George, I'm a recent subscriber to the GTR. Your comments on the Mead analog camera are interesting, and if everything stayed the same it would likely displace film. However, the competition isn't just film, it's digital methodology, and things don't stay the same. Digital cameras will follow Moore's law and continue to rapidly improve. Film has reached a level where only minimal improvements are possible. Mead's previous innovations in hearing and fingerprints were rapidly overtaken by a digital DSP core with an analog front end to translate the real world. Why won't this happen with cameras too? The only difference I can see is the complexity of visual information. How does the Mead solution improve on the actual sensor methodology to detect the light photons? I think this may be one of the main problems with present digital technology.

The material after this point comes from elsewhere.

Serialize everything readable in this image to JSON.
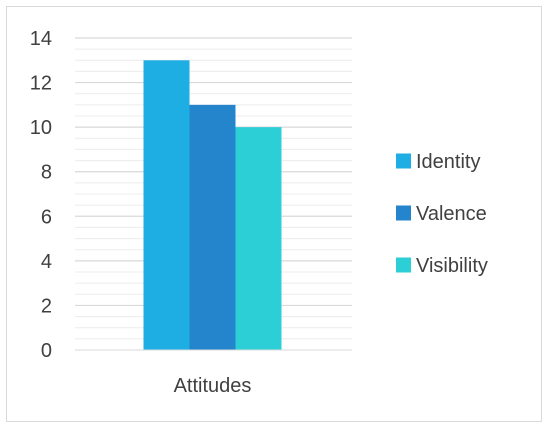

To: George Gilder who wrote (32272)6/2/1999 9:14:00 AM
From: Bob A Louie  Read Replies (1) | Respond to of 33344
 
<Richard Lyon, chief scientist of Foveon, credits that smooth work to system integration. "Instead of retrofitting a film camera for digital chips, we rethought the whole system and redesigned every part: optics, sensors, hardware, software, user interface." >

<A product should hit the market by year-end in the $10,000-to-$30,000 range>

<"We don't ever want to sell $100 cameras," >

This doesn't sound like an "Intel" strategy. Seems like Foveon wants to be in the camera business, not the chip business.